Mary Pickford was the first actor, male or female, to become a millionaire. She starred in fifty-two features and appeared in numerous shorts. Typecast as an ingénue, she struggled later in her career, with ‘grown-up’ roles and with the talkies – she only made four talkies. Her contribution in co-founding United Artists and the Academy of Motion Picture Arts and Sciences was as important as her movie roles.

During the silent movie era, women virtually controlled the industry. For example, women screenwriters outnumbered men ten to one. A leading light was Lois Weber, pictured. Lois was the first woman to write, direct, produce and star in a movie. 

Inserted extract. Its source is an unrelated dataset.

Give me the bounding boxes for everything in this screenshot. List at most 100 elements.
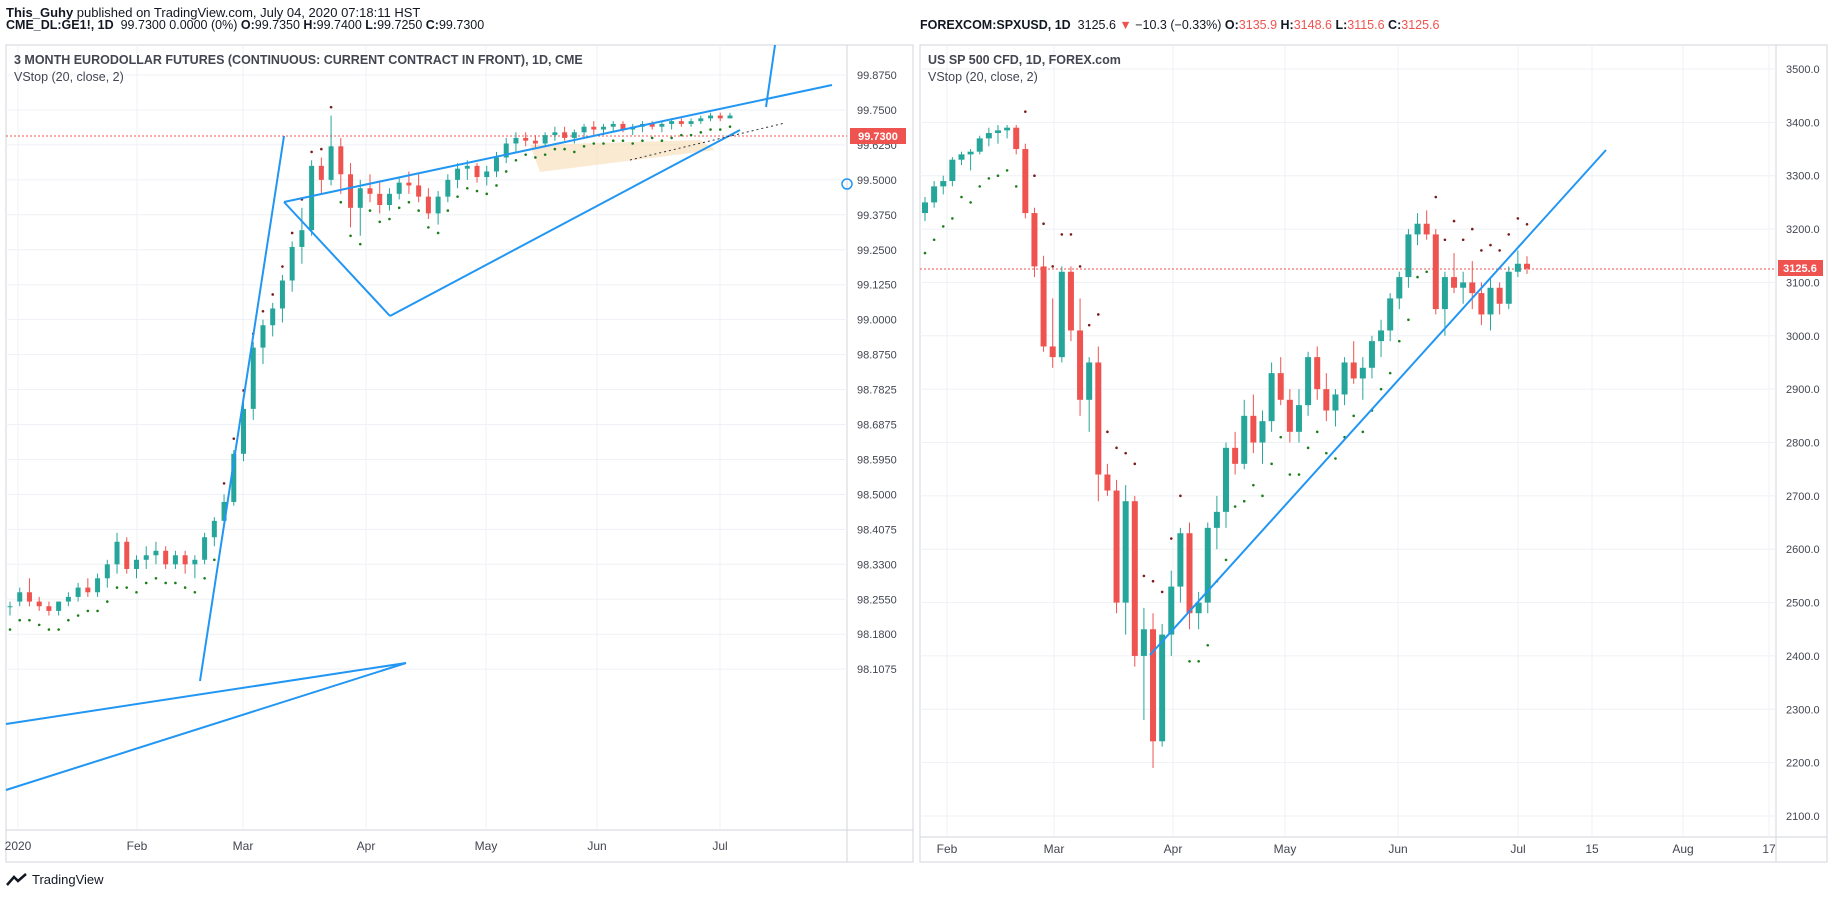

One of Lois Weber’s most notable films, Hypocrites, 1915, featured the first full-frontal female nude scene. The British Board of Film Censors passed the film. However, the movie caused riots in New York, was banned in Ohio, while the mayor of Boston demanded that the film’s negatives should be painted over to clothe the naked woman.

Norma Talmadge, May 2, 1894 – December 24, 1957, was a leading actress of the silent era. She specialised in melodrama, but failed to make the transition into talkies, retiring after just two films.

In 1916, Norma married millionaire film producer Joseph M. Schenck (divorced 1934) and the couple created their own production company. 

As Norma considered retirement, her sister Constance, also an actress, sent her a telegram with this advice: “Quit pressing your luck, baby. The critics can’t knock those trust funds Mama set up for us.”

Francelia Billington, February 1, 1895 – November 24, 1934, was an actress and crank turner (camera operator). Many women of the early silent era multitasked as actresses, producers, directors and camera operators. She said, “I suppose that it is still a novelty to see a girl more interested in a mechanical problem than in make-up.”

Francelia died of tuberculosis, which claimed many people in the 1910 – 1950 movie community.

Widely regarded as the finest actress of her time, Lillian Gish appeared in cinema’s first close-up. She said, “I was facing a blizzard in Way Down East (1920). The wind on the peninsula was terrible. The snow as it came against my face melted, and on my eyelashes – icicles! Griffith (director, D.W. Griffith) yelled at the cameraman, “Billy, Billy, get that face!”

The first female scriptwriter employed by a film company, the Triangle Film Corporation, Anita Loos, April 26, 1888 – August 18, 1981, wrote the subtitles for D.W. Griffith’s 1916 epic Intolerance and introduced wisecracking to movie intertitles. International fame arrived in 1925 through her novel, Broadway play and movie, Gentlemen Prefer Blondes.